Syrian President Bashar al-Assad has appointed a new military commander in Hassakeh province following demands by allied Kurdish militias.
Pro-regime news feeds reported Assad dismissed Gen. Mohamed Khadour after bloody clashes two months ago between Kurdish PYD and regime forces in Hassakeh.
The newly appointed commander, Hassan Mohammad, was previously deputy commander of the 17th Division operating near Raqqa. Reports also claim the regime has appointed a new commander for the National Defense Militia in the northeastern strategic city.
Regime-allied Kurdish militias have proved valuable in battling ISIS forces in the region, but their success will likely be limited beyond the Kurdish areas.

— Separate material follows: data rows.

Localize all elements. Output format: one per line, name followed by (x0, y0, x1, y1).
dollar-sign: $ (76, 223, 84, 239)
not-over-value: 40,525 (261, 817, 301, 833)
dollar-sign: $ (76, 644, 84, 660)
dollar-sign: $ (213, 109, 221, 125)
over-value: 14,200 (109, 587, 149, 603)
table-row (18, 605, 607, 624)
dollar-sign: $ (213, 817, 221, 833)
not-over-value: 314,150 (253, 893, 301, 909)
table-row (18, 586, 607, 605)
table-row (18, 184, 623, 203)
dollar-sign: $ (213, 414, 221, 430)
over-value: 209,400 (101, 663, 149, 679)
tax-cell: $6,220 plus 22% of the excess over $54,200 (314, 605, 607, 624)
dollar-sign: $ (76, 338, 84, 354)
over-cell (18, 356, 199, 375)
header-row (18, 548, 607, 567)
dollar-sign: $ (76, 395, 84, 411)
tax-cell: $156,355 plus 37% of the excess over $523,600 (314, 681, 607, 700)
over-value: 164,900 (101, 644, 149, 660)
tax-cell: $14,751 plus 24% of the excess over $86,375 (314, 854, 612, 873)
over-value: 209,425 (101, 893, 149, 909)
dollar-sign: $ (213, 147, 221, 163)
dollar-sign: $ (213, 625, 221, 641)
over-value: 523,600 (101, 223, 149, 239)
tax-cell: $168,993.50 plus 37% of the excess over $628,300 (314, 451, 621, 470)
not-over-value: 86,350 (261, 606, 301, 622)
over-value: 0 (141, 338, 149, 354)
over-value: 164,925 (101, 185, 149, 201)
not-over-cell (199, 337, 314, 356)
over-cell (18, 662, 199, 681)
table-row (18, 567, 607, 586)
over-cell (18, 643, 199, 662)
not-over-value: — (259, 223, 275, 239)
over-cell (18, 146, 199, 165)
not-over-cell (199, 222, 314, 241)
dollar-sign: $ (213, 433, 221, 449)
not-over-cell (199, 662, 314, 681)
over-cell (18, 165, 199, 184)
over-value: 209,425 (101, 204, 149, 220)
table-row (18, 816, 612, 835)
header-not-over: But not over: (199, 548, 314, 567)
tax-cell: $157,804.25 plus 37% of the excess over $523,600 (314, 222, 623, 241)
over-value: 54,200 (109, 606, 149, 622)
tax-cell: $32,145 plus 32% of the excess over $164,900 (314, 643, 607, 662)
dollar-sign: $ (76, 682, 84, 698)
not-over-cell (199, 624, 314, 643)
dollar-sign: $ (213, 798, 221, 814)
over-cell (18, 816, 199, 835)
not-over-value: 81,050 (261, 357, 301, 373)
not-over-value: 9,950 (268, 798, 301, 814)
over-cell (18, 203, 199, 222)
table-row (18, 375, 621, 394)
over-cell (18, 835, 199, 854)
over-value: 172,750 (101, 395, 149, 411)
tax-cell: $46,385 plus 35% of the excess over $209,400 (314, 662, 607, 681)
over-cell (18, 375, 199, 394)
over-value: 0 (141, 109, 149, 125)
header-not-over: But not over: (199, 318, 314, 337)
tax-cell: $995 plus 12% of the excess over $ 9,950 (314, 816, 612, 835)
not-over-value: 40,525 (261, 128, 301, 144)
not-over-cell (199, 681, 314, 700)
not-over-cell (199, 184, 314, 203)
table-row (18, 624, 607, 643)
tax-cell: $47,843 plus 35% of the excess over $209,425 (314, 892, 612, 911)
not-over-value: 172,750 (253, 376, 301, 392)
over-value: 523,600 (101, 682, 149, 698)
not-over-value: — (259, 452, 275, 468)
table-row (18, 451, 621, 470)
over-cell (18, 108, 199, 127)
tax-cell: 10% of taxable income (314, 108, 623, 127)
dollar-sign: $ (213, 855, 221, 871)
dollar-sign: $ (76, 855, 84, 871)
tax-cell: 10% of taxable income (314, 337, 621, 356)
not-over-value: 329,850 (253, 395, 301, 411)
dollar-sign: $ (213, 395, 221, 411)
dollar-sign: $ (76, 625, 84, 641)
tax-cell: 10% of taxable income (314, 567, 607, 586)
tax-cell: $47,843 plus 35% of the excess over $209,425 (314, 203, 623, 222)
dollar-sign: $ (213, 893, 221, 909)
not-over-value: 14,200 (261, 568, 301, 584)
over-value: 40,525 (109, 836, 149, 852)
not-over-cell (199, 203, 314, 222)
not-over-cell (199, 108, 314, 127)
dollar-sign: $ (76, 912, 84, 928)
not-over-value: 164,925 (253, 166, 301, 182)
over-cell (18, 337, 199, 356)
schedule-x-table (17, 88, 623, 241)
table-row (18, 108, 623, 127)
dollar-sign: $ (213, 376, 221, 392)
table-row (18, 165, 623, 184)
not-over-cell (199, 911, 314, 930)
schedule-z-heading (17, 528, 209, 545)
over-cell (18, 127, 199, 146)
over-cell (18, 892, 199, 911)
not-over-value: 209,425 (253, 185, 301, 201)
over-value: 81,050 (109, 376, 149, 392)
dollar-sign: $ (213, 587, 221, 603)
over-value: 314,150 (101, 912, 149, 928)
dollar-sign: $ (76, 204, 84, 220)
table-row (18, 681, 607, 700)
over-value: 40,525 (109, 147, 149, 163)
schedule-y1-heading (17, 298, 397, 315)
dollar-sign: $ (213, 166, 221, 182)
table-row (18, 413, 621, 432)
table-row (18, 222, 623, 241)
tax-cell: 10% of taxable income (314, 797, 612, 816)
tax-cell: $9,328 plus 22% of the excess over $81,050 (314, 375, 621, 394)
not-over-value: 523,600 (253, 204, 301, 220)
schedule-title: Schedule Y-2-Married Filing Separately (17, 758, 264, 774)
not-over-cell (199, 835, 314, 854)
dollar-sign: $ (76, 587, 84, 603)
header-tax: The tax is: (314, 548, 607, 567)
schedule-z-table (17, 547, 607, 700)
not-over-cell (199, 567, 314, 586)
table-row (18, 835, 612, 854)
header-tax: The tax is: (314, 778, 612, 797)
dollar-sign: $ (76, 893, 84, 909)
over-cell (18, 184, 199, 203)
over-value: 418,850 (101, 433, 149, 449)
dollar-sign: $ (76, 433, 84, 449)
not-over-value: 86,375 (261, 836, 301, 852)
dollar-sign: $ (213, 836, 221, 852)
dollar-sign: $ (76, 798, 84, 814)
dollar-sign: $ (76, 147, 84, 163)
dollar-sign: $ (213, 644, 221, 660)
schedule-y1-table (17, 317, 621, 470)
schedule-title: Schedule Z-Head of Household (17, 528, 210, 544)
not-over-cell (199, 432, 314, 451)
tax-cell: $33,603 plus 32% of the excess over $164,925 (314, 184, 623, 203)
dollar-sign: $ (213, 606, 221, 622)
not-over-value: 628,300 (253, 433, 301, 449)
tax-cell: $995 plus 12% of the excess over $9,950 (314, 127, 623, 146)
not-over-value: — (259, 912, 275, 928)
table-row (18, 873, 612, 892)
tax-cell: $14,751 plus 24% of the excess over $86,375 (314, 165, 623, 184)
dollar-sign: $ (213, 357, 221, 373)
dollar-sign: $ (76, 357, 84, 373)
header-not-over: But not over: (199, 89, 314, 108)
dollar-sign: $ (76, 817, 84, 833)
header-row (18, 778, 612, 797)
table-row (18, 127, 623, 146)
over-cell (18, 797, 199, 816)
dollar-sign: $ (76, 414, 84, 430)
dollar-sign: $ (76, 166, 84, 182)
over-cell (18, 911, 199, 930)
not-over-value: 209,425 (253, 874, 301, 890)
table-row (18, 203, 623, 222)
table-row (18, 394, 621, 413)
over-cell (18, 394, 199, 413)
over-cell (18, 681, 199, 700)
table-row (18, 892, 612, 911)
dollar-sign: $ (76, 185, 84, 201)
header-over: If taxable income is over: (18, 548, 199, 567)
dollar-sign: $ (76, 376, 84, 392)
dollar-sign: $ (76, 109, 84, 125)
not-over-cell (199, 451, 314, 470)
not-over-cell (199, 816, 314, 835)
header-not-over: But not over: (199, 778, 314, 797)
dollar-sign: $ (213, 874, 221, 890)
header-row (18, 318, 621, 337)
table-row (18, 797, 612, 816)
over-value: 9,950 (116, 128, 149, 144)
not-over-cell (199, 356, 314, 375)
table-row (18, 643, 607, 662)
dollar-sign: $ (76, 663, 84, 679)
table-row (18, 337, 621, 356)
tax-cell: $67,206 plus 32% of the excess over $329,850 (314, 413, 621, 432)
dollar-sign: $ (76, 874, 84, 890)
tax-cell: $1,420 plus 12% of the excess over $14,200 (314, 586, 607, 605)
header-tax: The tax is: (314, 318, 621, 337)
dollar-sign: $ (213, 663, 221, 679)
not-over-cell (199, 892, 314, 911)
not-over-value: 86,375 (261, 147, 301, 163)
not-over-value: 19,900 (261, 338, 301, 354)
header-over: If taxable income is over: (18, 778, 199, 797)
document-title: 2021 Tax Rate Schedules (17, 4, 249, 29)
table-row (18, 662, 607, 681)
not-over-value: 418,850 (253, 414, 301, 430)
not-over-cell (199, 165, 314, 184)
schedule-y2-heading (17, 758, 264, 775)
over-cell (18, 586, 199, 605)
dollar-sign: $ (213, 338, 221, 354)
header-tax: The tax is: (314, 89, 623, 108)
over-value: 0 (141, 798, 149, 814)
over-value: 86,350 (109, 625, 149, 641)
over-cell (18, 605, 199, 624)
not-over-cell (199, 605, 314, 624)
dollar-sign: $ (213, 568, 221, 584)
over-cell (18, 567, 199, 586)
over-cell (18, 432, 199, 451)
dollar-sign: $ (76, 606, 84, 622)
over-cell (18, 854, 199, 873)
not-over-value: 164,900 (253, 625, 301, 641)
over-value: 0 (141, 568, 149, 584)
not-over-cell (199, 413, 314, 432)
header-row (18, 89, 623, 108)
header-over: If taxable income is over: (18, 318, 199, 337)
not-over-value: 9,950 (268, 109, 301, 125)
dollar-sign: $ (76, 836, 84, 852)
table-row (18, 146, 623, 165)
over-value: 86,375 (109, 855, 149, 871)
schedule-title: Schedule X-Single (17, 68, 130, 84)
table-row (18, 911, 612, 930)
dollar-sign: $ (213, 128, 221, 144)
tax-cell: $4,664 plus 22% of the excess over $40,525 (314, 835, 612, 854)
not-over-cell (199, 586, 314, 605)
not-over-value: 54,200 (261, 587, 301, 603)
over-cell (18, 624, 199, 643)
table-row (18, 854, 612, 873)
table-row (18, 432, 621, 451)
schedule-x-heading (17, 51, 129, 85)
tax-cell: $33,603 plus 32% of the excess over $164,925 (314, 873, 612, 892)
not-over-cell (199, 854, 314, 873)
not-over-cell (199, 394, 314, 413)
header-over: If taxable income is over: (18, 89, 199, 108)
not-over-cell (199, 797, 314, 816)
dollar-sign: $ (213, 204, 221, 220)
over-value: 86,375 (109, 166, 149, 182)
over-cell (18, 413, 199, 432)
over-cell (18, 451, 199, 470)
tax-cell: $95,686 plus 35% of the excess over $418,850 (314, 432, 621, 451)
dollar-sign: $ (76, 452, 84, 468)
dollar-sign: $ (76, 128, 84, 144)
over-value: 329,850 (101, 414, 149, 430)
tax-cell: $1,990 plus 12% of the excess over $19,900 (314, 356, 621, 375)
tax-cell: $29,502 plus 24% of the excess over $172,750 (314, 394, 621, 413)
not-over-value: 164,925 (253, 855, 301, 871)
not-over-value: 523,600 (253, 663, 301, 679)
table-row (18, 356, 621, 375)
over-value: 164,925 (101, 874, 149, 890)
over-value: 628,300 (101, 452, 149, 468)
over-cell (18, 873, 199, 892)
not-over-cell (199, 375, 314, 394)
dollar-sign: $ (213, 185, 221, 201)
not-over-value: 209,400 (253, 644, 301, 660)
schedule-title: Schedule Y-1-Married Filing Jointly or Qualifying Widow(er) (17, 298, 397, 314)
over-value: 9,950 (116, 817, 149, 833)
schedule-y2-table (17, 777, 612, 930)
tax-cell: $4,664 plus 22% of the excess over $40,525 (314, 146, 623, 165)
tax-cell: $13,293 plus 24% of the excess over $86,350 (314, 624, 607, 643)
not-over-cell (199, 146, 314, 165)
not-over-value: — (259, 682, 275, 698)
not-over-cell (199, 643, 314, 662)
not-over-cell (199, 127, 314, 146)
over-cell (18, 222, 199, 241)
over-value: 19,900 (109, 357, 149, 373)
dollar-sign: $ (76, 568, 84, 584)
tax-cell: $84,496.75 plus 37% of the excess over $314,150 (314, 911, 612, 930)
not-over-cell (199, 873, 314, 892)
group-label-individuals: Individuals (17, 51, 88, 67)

In relevant developments, the opposition’s National Coalition has formed a committee of eight members to assess the situation in the country’s northeast, with the aim of implementing a plan to endorse coexistence and tolerance between Syrian Kurds, Arabs, Assyrians and other minorities.
Syria's northeast has recently seen heated battles between ISIS and the armed Kurdish groups like People's Protection Units (YPG) and allied peshmerga, in addition to regime forces and moderate rebels.
The committee’s mission will face a number of difficulties as the Western-backed opposition group’s influence is limited in ISIS controlled areas. But it is hoped the initiative will be seen as a sign of good will to bridge the gap between the Syrian people, activists say.